For a further 7% of consumers the situation is even more dire, with this group predicting that they will never be truly free from debt.
The research also revealed that Yorkshire and Humber was the most debt-laden region, with borrowers here owing an average of £2,902. In contrast, those living in the East Midlands carried the least debt at an average of £1,988.
The findings of the study also highlighted that men slipping into the red over the last 12 months were doing so by £769 more than their female counterparts. However, despite this fact the research revealed that men are less hung up about their debt levels.
Commenting on the plight faced by consumers, Michael Ossei, personal finance expert at uSwitch.com, said: “People are running out of ways to fund their ever-increasing household bills, and with salaries failing to deliver, many are being forced to turn to debt just to stay afloat. But it’s easy to borrow just a bit too much and then find yourself in over your head.”
He also went on to argue that managing debt was the key step to tackling rising debt.
“Instead of trying to play catch up by taking out more loans and credit cards, the first step is to make your debt manageable again.”
Here we look at two of the reasons why debt has remained an issue for Brits, despite an improving economic backdrop.
The wage squeeze
An analysis of official figures by the Trades Union Congress (TUC), the national trade union centre in the UK, revealed that workers in the East Midlands have seen a significant squeeze on their wages over the last five years.
Comparing hourly pay rates in 2007 (at 2012 prices) with those in 2012, the TUC revealed that employees in the East Midlands working a 40-hour week have lost £25.53 from their pay packets in real terms.
Within the region, those living in Leicester saw the biggest squeeze on their wages, with a 10.4% fall in real hourly pay equating to a £42.13 loss in weekly pay packets in real terms.

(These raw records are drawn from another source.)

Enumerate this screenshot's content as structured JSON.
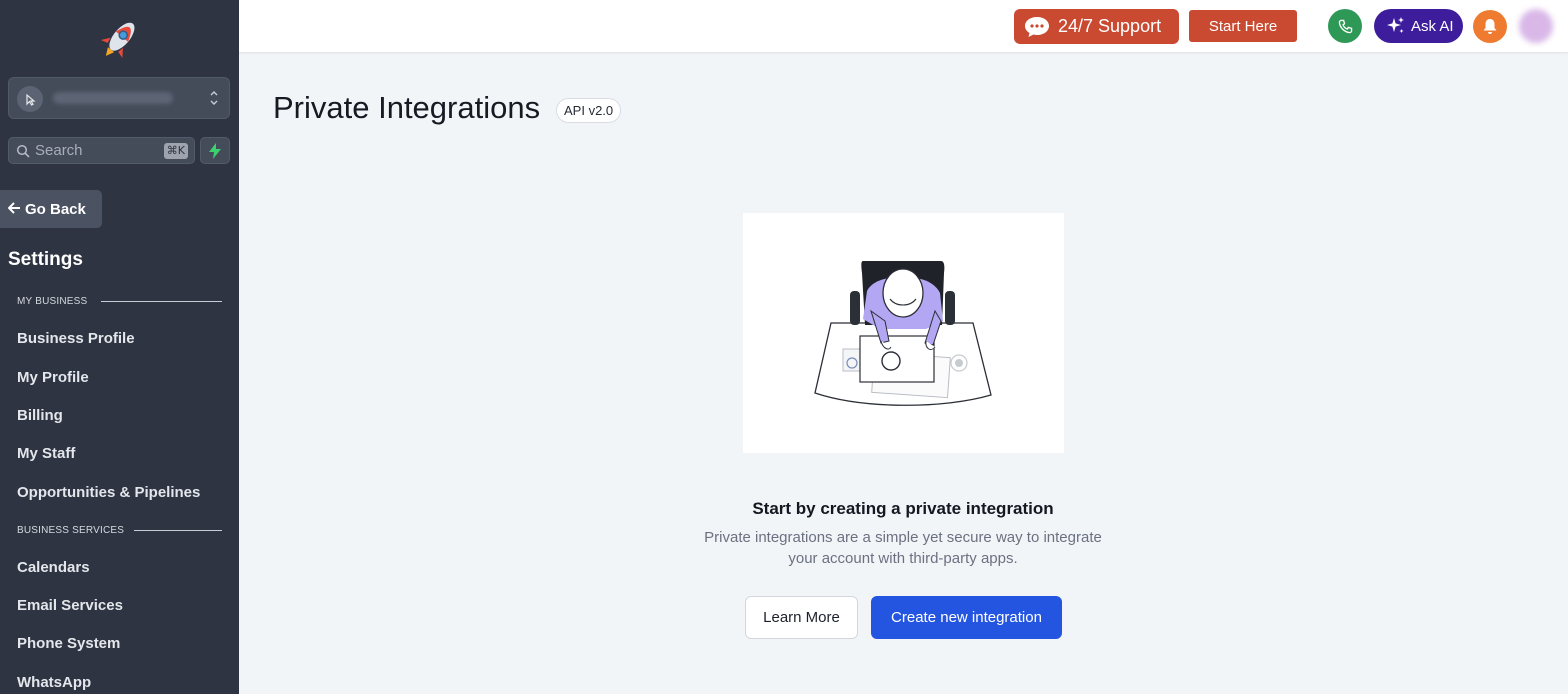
{
  "sidebar": {
    "search_placeholder": "Search",
    "search_shortcut": "⌘K",
    "go_back_label": "Go Back",
    "settings_title": "Settings",
    "sections": [
      {
        "label": "MY BUSINESS",
        "items": [
          "Business Profile",
          "My Profile",
          "Billing",
          "My Staff",
          "Opportunities & Pipelines"
        ]
      },
      {
        "label": "BUSINESS SERVICES",
        "items": [
          "Calendars",
          "Email Services",
          "Phone System",
          "WhatsApp"
        ]
      }
    ]
  },
  "topbar": {
    "support_label": "24/7 Support",
    "start_label": "Start Here",
    "askai_label": "Ask AI"
  },
  "main": {
    "title": "Private Integrations",
    "api_badge": "API v2.0",
    "empty_title": "Start by creating a private integration",
    "empty_desc": "Private integrations are a simple yet secure way to integrate your account with third-party apps.",
    "learn_more_label": "Learn More",
    "create_label": "Create new integration"
  },
  "colors": {
    "sidebar_bg": "#2e3441",
    "support_orange": "#c94a31",
    "phone_green": "#2e9957",
    "askai_purple": "#3d1d9c",
    "bell_orange": "#ef7b31",
    "primary_blue": "#2455e0"
  }
}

And it is not just employees in the East Midlands who are having to tighten their belts as a result of a downturn in real hourly pay. Across the UK wages have fallen by 6.3% or £30.30 in real terms for full-time employees.
Commenting on the figures, Midlands TUC Regional Secretary Rob Johnston, said:
“Workers’ real hourly pay rates have taken a hit over the past five years because wages have failed to keep up with inflation. But this fall is also a result of the worrying increase in insecure and short-hours employment.
“And in many cases when people have lost their jobs, and are fortunate enough to find work, they are forced to take jobs with fewer hours and on lower rates of pay. This is not the way to build a strong economy – the UK needs far more better jobs on much better rates of pay.”
Rising cost of living still putting a strain on finances
According to Gillian Guy, Chief Executive of Citizens Advice, the rising cost of living is still a key concern for consumers attempting to balance the books.
Recent figures from Citizens Advice revealed a staggering 78% increase in the number of enquiries made about foodbanks at the bureaux, while a survey revealed that one in four parents are turning to borrowing to fund the cost of their children’s school uniforms.
Commenting further, Ms Guy argued that the above scenarios indicate the economy may not have made a full bounce back.
“An economy within which foodbank enquiries are rising fast and in which parents go in to debt to send their children to school correctly attired cannot be said to be fixed.